La morte è una cosa strana quanto
divertente, ma purtroppo non mi è concessa”.
Rispondeva
come un burlone.
Alice
sbuffò nuovamente e, completamente distrutta,
si accasciò con le spalle al tronco di un albero. Si sentiva
profondamente
esaurita e scocciata. Tante belle emozioni da provare tutte insieme.
Alla fine,
quel mondo non si stava rivelando tanto diverso dal reale:
c’era sempre
qualcuno che la obbligava a fare cose poco piacevoli e persone che si
prendevano gioco di lei.
L’albero
al quale era poggiata improvvisamente
sorrise, sentendo il calore della ragazza sulle vecchie raschiature di
legno.
Allargò le braccia e la rinchiuse in un affettuoso
abbraccio. La natura le
voleva bene.
Ovviamente
balzò, spaventata, ed i rami si
ritrassero tornado alla loro naturale posizione.
“Qui
tutto è decisamente strano” commentò
sottovoce, con poca convinzione.
“Anche
tu sei strana”. Nulla poteva sfuggire al
Cappellaio Matto.
“Beh,
grazie tante”.
“Prego.
Effettivamente ti ho fatto davvero un
bel complimento”.
Lei
lo guardò disgustata.

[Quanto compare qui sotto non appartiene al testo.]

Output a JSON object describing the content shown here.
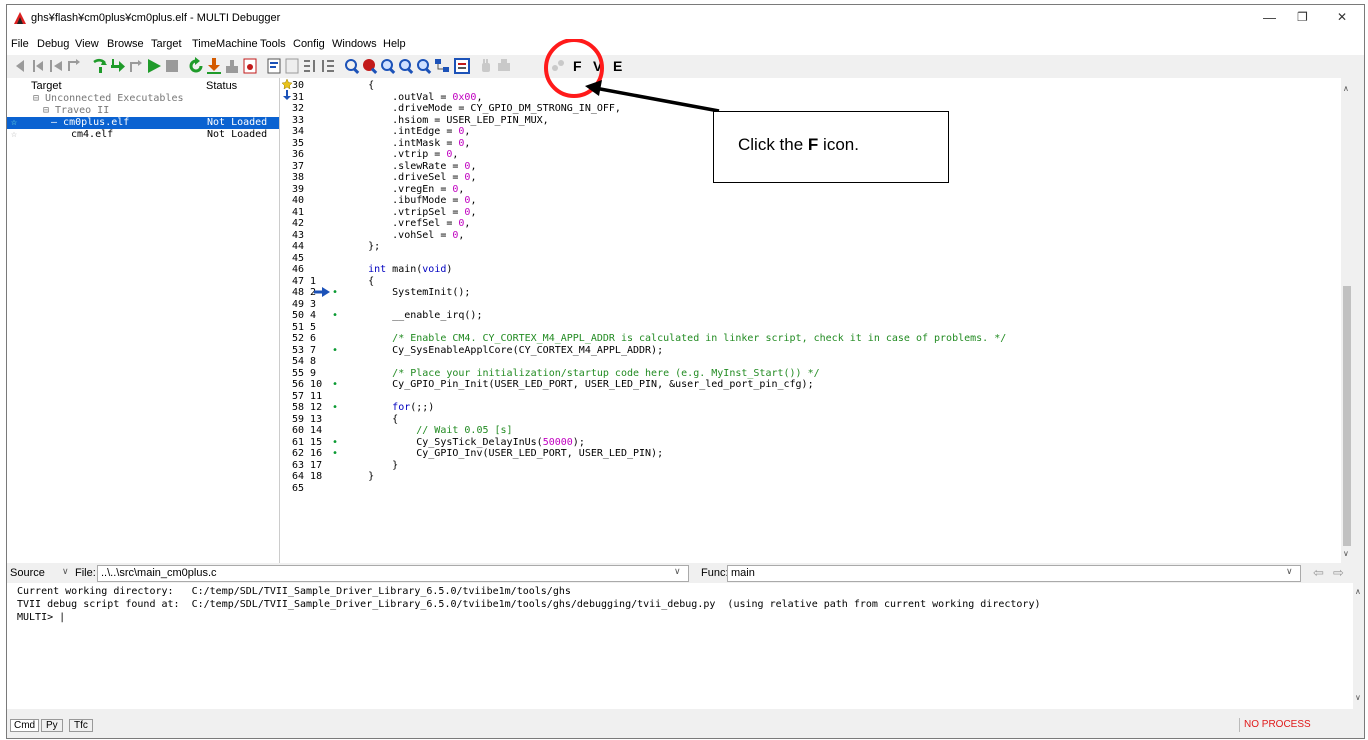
{
  "window": {
    "title": "ghs¥flash¥cm0plus¥cm0plus.elf - MULTI Debugger",
    "controls": [
      "—",
      "❐",
      "✕"
    ]
  },
  "menu": [
    "File",
    "Debug",
    "View",
    "Browse",
    "Target",
    "TimeMachine",
    "Tools",
    "Config",
    "Windows",
    "Help"
  ],
  "toolbar": {
    "letters": [
      "F",
      "V",
      "E"
    ],
    "icon_colors": {
      "green": "#1f9b2a",
      "red": "#c21a1a",
      "blue": "#1c52b8",
      "gray": "#9a9a9a"
    }
  },
  "target_pane": {
    "headers": {
      "target": "Target",
      "status": "Status"
    },
    "rows": [
      {
        "name": "⊟ Unconnected Executables",
        "status": ""
      },
      {
        "name": "⊟ Traveo II",
        "status": ""
      },
      {
        "name": "cm0plus.elf",
        "status": "Not Loaded"
      },
      {
        "name": "cm4.elf",
        "status": "Not Loaded"
      }
    ]
  },
  "source": {
    "file_lines": [
      "30",
      "31",
      "32",
      "33",
      "34",
      "35",
      "36",
      "37",
      "38",
      "39",
      "40",
      "41",
      "42",
      "43",
      "44",
      "45",
      "46",
      "47",
      "48",
      "49",
      "50",
      "51",
      "52",
      "53",
      "54",
      "55",
      "56",
      "57",
      "58",
      "59",
      "60",
      "61",
      "62",
      "63",
      "64",
      "65"
    ],
    "rel_lines": [
      "",
      "",
      "",
      "",
      "",
      "",
      "",
      "",
      "",
      "",
      "",
      "",
      "",
      "",
      "",
      "",
      "",
      "1",
      "2",
      "3",
      "4",
      "5",
      "6",
      "7",
      "8",
      "9",
      "10",
      "11",
      "12",
      "13",
      "14",
      "15",
      "16",
      "17",
      "18",
      ""
    ],
    "code": [
      "    {",
      "        .outVal = 0x00,",
      "        .driveMode = CY_GPIO_DM_STRONG_IN_OFF,",
      "        .hsiom = USER_LED_PIN_MUX,",
      "        .intEdge = 0,",
      "        .intMask = 0,",
      "        .vtrip = 0,",
      "        .slewRate = 0,",
      "        .driveSel = 0,",
      "        .vregEn = 0,",
      "        .ibufMode = 0,",
      "        .vtripSel = 0,",
      "        .vrefSel = 0,",
      "        .vohSel = 0,",
      "    };",
      "",
      "    int main(void)",
      "    {",
      "        SystemInit();",
      "",
      "        __enable_irq();",
      "",
      "        /* Enable CM4. CY_CORTEX_M4_APPL_ADDR is calculated in linker script, check it in case of problems. */",
      "        Cy_SysEnableApplCore(CY_CORTEX_M4_APPL_ADDR);",
      "",
      "        /* Place your initialization/startup code here (e.g. MyInst_Start()) */",
      "        Cy_GPIO_Pin_Init(USER_LED_PORT, USER_LED_PIN, &user_led_port_pin_cfg);",
      "",
      "        for(;;)",
      "        {",
      "            // Wait 0.05 [s]",
      "            Cy_SysTick_DelayInUs(50000);",
      "            Cy_GPIO_Inv(USER_LED_PORT, USER_LED_PIN);",
      "        }",
      "    }",
      ""
    ],
    "breakpoint_markers": [
      18,
      20,
      23,
      26,
      28,
      31,
      32
    ],
    "current_line_index": 18
  },
  "callout": {
    "prefix": "Click the ",
    "bold": "F",
    "suffix": " icon."
  },
  "status_row": {
    "source_label": "Source",
    "file_label": "File:",
    "file_value": "..\\..\\src\\main_cm0plus.c",
    "func_label": "Func:",
    "func_value": "main"
  },
  "console": {
    "lines": [
      "Current working directory:   C:/temp/SDL/TVII_Sample_Driver_Library_6.5.0/tviibe1m/tools/ghs",
      "TVII debug script found at:  C:/temp/SDL/TVII_Sample_Driver_Library_6.5.0/tviibe1m/tools/ghs/debugging/tvii_debug.py  (using relative path from current working directory)",
      "MULTI> |"
    ]
  },
  "bottom_tabs": [
    "Cmd",
    "Py",
    "Tfc"
  ],
  "process_status": "NO PROCESS"
}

E lui non capiva il
perché, ma sentiva il bisogno di spiegarle.
“Sai
Alice, dovresti sapere una cosa. In questo
mondo, e anche nel tuo, essere strani significa essere
normali.”
Eccolo
che ricomincia,
pensò, ciononostante continuava ad ascoltare.
“Forse
dalle tue parti non accettano questo
contorto quanto giusto ragionamento, ma qui si. Guarda quanti colori
indosso,
non li trovi belli? Ed osserva quanto è profondo il blu del
Brucaliffo, non
credi che sia ipnotico? O ancora com’è sgargiante
lo Stregatto, com’è vivace il
Bianconiglio… Tu potrai chiamarli difetti, invece io li
considero pregi. Loro
sono fatti così e non hanno paura di mostrarsi come sono.
Tutto ciò ci rende
pazzi? Si, cioè normali, esclusi da ogni stupida…

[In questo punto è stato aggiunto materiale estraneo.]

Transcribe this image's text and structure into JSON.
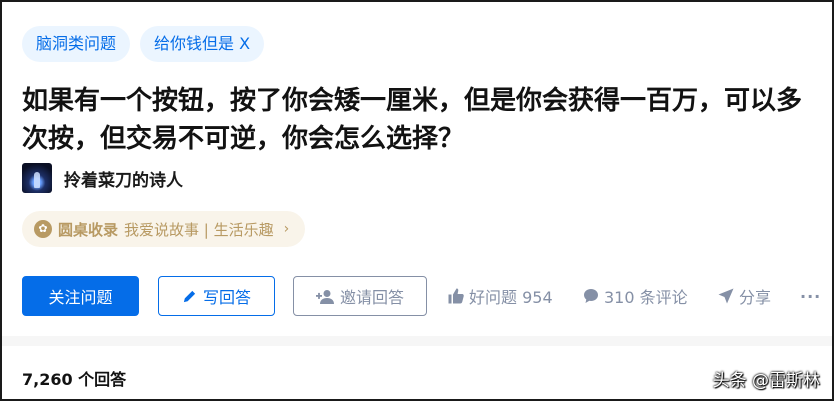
{
  "tags": [
    "脑洞类问题",
    "给你钱但是 X"
  ],
  "question": {
    "title": "如果有一个按钮，按了你会矮一厘米，但是你会获得一百万，可以多次按，但交易不可逆，你会怎么选择？"
  },
  "author": {
    "name": "拎着菜刀的诗人"
  },
  "roundtable": {
    "label": "圆桌收录",
    "text": "我爱说故事 | 生活乐趣",
    "arrow": "›"
  },
  "actions": {
    "follow": "关注问题",
    "answer": "写回答",
    "invite": "邀请回答",
    "good_question": "好问题 954",
    "comments": "310 条评论",
    "share": "分享",
    "more": "···"
  },
  "icons": {
    "pencil": "pencil-icon",
    "invite": "add-user-icon",
    "thumb": "thumbs-up-icon",
    "comment": "comment-bubble-icon",
    "share": "paper-plane-icon",
    "more": "more-dots-icon"
  },
  "answers_count": "7,260 个回答",
  "watermark": "头条 @雷斯林",
  "colors": {
    "brand": "#056de8",
    "tag_bg": "#ebf5ff",
    "muted": "#8590a6",
    "gold": "#b89a63"
  }
}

ehm... com’è che si dice? Ah,
si: convenzione”.
Scandì
particolarmente bene l’ultima parola, poi
proseguì.
“E
tu sei esattamente come noi, cara.”
Alice
lo guardò titubante. A suo avviso non
indossava alcun colore sgargiante, non dimostrava nessuna
capacità particolare
e fino a poco tempo prima viveva una vita perfettamente normale e
stracolma di
regole. Perciò, cosa c’entrava con tutti quei
“matti”?
“Perché?”
si limitò a chiedere.
“Finisci
la domanda”.
“Perché
come voi! Io non appartengo alla tua
gente, perché insinui che io sia come te?”
Il
Cappellaio finì in una fragorosa risata,
inclinò la testa e tornò nuovamente a guardarla,
con i suoi grandi occhi, belli
quanto inquietanti.
“Hai
visto tutto questo e non ti sei spaventata,
ti sei fatta poche domande e adesso sei qui a seguire un
“pazzo”. Hai accettato
la pazzia esattamente come lo abbiamo fatto noi. Sei pronta a
combattere il
Ciciarampa, giusto? Beh, non credo che nel tuo mondo esistano i
Ciciarampa,
perché sono terribili! E ancora, hai un pallore cadaverico
… anche il bianco è
un colore!”.
Si
fermò per un attimo, ma riprese subito dopo.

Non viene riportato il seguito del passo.